A Polícia Federal (PF) indiciou o diretor-geral da Agência Nacional de Mineração (ANM), Mauro Sousa, por suspeita de integrar uma associação criminosa voltada à exploração ilegal de minério de ferro na Serra do Curral, em Minas Gerais. O indiciamento foi divulgado nesta quinta-feira (27) e representa um desdobramento significativo das investigações sobre crimes ambientais e administrativos na região, que é considerada patrimônio natural e cultural do estado.

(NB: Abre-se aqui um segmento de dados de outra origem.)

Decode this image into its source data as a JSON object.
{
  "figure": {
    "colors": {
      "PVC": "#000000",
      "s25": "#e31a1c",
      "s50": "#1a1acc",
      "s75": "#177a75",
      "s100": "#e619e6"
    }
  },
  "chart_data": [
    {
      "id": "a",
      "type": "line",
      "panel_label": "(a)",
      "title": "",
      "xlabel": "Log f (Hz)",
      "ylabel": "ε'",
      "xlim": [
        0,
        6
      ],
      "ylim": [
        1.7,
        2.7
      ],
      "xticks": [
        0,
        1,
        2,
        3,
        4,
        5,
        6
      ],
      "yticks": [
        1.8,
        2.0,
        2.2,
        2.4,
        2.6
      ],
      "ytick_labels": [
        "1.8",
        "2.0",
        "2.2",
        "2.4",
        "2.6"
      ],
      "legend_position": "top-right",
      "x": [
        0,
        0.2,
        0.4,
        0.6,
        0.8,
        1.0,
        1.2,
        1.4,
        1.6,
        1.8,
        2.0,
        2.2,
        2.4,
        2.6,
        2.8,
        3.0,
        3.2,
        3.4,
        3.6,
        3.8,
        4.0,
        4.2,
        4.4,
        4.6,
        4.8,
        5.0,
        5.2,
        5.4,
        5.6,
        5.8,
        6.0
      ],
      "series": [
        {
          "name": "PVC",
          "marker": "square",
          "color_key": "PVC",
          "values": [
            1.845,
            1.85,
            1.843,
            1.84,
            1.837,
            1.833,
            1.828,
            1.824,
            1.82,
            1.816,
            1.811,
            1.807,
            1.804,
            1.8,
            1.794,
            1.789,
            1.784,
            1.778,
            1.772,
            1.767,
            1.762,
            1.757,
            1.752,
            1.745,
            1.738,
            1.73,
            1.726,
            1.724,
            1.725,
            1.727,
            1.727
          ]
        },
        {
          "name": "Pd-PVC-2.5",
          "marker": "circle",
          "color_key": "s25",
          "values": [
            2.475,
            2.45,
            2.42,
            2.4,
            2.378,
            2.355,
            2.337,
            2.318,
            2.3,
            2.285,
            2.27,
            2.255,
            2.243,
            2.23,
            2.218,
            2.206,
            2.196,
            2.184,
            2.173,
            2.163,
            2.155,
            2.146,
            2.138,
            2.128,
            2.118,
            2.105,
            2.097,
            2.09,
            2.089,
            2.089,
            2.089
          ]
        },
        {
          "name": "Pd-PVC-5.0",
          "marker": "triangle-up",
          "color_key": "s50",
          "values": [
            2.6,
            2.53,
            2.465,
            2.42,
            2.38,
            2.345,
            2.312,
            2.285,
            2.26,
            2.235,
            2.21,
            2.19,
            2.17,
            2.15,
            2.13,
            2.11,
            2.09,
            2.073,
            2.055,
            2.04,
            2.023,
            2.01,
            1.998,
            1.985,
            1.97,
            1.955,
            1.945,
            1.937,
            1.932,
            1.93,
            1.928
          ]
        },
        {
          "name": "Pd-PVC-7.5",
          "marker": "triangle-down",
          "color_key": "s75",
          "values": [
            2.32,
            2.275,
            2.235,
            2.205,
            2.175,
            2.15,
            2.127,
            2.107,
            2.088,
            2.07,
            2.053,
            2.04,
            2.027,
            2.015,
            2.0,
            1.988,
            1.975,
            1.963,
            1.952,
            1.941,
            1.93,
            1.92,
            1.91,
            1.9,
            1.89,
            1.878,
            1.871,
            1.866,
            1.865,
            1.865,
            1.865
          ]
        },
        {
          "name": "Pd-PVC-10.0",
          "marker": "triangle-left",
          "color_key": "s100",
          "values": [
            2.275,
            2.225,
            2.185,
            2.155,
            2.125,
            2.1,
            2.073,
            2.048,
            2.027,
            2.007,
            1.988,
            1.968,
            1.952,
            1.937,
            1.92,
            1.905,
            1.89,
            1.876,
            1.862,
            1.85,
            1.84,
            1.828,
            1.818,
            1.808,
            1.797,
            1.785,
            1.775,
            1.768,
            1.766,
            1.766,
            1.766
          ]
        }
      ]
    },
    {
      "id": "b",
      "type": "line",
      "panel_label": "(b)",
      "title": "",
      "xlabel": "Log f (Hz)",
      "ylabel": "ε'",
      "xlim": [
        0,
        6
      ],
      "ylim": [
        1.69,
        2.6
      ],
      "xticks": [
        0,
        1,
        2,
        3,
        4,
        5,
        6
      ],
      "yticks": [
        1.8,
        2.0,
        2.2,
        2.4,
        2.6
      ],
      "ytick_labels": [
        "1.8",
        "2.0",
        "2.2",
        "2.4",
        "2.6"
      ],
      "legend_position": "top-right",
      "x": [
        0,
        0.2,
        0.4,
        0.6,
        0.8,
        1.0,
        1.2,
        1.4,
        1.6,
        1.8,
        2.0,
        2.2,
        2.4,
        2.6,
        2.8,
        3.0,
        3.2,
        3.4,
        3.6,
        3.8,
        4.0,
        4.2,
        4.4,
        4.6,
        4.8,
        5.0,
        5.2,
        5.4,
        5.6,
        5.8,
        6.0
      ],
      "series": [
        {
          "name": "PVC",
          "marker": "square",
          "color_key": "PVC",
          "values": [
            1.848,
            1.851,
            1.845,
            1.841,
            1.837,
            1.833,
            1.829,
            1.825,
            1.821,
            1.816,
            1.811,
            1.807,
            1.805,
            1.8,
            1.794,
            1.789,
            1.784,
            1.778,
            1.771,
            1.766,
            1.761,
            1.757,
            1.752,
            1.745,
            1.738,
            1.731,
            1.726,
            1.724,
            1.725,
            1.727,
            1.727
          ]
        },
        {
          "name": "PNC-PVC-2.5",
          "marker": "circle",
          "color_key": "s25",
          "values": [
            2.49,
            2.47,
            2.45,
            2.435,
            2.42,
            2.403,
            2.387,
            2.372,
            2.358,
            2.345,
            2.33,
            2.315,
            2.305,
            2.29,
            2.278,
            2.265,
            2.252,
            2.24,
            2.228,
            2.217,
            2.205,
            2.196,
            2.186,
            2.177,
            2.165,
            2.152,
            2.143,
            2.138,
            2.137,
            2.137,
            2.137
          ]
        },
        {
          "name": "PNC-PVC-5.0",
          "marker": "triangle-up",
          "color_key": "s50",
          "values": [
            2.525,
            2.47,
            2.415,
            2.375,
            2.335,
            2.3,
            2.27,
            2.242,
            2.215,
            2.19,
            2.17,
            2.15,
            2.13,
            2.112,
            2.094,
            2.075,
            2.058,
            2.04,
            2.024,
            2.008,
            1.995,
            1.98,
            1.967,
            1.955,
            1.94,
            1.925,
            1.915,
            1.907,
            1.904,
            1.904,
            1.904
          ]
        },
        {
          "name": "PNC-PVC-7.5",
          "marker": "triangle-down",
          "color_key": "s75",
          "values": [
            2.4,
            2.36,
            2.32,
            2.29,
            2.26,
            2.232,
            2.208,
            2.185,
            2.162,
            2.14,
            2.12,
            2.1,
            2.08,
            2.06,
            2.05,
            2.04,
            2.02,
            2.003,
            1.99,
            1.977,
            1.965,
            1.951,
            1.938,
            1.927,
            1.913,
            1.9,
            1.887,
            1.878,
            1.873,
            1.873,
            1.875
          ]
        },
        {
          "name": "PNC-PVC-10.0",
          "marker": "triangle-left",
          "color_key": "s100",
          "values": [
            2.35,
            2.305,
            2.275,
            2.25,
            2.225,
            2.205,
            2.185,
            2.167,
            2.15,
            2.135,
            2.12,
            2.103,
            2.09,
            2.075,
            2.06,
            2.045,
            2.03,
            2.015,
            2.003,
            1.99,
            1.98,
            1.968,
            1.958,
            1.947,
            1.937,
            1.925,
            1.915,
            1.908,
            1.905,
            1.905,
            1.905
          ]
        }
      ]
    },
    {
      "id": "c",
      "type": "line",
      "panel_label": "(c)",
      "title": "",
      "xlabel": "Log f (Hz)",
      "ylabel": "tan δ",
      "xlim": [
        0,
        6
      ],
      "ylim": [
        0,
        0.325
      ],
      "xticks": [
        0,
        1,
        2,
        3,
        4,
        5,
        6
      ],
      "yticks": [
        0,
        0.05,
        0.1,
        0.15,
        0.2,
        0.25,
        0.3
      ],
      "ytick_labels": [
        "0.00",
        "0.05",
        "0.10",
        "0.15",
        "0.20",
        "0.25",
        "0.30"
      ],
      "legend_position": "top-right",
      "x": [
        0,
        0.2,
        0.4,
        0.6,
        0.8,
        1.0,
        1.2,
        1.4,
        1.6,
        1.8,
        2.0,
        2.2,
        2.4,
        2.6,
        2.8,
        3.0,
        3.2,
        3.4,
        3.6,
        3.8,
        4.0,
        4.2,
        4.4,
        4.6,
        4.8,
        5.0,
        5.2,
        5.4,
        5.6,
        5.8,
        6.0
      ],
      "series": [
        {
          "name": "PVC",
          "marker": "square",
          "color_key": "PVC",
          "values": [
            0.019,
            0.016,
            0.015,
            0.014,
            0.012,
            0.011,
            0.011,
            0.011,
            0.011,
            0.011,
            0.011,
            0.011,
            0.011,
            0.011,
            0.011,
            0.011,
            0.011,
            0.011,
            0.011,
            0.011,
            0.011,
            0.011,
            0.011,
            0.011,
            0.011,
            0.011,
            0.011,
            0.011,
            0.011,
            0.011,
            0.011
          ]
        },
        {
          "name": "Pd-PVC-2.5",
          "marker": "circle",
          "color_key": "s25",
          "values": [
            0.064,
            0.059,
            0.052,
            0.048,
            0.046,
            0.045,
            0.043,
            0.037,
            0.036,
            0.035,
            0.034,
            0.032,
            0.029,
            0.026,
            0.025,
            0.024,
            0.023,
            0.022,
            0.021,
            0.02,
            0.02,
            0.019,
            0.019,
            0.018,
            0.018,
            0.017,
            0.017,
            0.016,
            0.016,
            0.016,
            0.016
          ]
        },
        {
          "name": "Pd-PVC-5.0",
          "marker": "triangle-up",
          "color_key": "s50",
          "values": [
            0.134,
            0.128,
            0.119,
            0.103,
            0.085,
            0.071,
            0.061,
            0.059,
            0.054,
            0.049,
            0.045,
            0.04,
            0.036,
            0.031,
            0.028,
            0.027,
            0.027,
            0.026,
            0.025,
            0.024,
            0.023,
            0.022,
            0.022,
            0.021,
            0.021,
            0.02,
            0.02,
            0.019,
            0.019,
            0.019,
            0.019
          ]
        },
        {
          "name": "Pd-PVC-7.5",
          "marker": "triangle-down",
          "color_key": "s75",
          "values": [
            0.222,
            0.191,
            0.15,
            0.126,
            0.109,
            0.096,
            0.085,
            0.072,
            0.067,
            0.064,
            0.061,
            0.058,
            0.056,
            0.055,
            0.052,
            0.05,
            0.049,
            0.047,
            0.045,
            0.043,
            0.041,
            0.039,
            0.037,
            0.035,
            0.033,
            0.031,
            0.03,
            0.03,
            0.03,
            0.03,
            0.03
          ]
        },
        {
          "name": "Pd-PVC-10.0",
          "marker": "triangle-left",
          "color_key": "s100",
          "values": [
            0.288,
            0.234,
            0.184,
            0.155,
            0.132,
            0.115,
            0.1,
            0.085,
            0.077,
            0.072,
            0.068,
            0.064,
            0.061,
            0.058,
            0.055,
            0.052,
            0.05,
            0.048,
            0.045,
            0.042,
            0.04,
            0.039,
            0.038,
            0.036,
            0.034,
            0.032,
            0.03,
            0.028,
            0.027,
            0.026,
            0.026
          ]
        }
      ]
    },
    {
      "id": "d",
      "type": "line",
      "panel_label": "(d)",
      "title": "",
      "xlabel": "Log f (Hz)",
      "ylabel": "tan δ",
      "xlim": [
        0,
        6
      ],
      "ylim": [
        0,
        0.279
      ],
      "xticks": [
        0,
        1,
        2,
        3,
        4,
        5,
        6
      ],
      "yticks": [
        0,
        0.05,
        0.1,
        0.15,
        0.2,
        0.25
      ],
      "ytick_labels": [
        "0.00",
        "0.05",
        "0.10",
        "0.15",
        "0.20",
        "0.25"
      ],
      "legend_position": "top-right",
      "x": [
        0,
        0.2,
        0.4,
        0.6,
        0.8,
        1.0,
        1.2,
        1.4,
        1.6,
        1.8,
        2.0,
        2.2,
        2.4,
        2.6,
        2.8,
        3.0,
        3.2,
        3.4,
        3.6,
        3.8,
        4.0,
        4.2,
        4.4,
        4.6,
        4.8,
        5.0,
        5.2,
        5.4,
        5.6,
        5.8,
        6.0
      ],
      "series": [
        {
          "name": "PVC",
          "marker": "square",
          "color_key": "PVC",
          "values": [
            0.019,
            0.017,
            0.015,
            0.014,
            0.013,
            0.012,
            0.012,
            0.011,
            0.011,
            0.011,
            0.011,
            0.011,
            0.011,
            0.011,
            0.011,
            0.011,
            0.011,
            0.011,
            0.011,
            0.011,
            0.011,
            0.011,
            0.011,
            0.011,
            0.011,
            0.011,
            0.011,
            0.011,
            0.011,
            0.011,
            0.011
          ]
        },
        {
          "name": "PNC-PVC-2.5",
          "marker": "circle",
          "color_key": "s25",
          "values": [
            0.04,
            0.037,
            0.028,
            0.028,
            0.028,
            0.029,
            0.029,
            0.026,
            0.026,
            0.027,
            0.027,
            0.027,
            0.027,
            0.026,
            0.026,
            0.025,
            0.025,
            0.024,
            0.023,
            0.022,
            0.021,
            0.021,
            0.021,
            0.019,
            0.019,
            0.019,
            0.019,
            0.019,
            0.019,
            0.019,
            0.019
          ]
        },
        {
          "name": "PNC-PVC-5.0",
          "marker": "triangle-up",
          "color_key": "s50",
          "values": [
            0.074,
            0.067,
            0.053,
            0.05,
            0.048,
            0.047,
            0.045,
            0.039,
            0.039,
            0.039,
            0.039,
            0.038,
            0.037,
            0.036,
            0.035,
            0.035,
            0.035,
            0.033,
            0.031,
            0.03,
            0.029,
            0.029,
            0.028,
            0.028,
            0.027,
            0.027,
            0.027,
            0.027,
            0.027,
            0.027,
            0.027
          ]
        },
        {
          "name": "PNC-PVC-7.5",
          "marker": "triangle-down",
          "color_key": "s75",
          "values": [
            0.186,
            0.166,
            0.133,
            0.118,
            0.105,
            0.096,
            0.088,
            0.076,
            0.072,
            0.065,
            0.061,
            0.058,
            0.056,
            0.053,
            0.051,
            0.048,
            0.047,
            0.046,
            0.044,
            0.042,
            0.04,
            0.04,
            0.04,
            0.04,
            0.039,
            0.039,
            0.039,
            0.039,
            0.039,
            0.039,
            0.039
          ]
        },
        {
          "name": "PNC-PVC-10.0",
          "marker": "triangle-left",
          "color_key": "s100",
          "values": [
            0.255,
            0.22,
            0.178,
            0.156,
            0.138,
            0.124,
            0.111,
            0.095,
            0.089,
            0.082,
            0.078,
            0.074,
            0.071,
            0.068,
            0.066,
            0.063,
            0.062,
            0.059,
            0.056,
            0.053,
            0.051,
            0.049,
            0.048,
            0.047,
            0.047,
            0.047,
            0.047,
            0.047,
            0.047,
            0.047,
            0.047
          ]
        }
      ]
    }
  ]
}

De acordo com a PF, as apurações indicam que o esquema envolvia a atuação de servidores públicos e empresários do setor minerário, com o objetivo de burlar a fiscalização e viabilizar a extração irregular do minério. A Serra do Curral, que abriga importantes reservas de ferro, é alvo constante de disputas judiciais e operações de combate à mineração ilegal, que causam danos ao meio ambiente e à comunidade local.
O indiciamento de Mauro Sousa ocorre em um contexto de pressão sobre a ANM, que tem sido criticada por suposta leniência na regulação e no monitoramento das atividades minerárias no país. A agência, responsável por conceder licenças e fiscalizar a exploração mineral, enfrenta questionamentos sobre sua capacidade de coibir práticas ilegais, especialmente em áreas sensíveis como a Serra do Curral.
A investigação, conduzida pela PF em conjunto com o Ministério Público Federal (MPF), aponta que a associação criminosa teria atuado de forma sistemática para garantir a continuidade da exploração ilegal, mesmo diante de embargos e decisões judiciais contrárias. O caso ganha relevância em meio ao debate sobre a reforma do setor mineral e a necessidade de maior transparência e rigor na fiscalização.
O indiciamento de Mauro Sousa não implica, por enquanto, em condenação, mas reforça a gravidade das suspeitas. A ANM, em nota, informou que colabora com as investigações e que adotará as medidas cabíveis. O caso segue sob análise da Justiça Federal, que decidirá sobre o eventual afastamento do diretor-geral e a continuidade das apurações.
Para especialistas, o episódio expõe fragilidades no sistema de controle da mineração no Brasil, que carece de recursos e independência para fiscalizar um setor que movimenta bilhões de reais anualmente. A situação também acende alerta para a preservação da Serra do Curral, que, além de seu valor ecológico, é símbolo da identidade mineira e alvo de disputas históricas entre mineradoras e movimentos ambientalistas.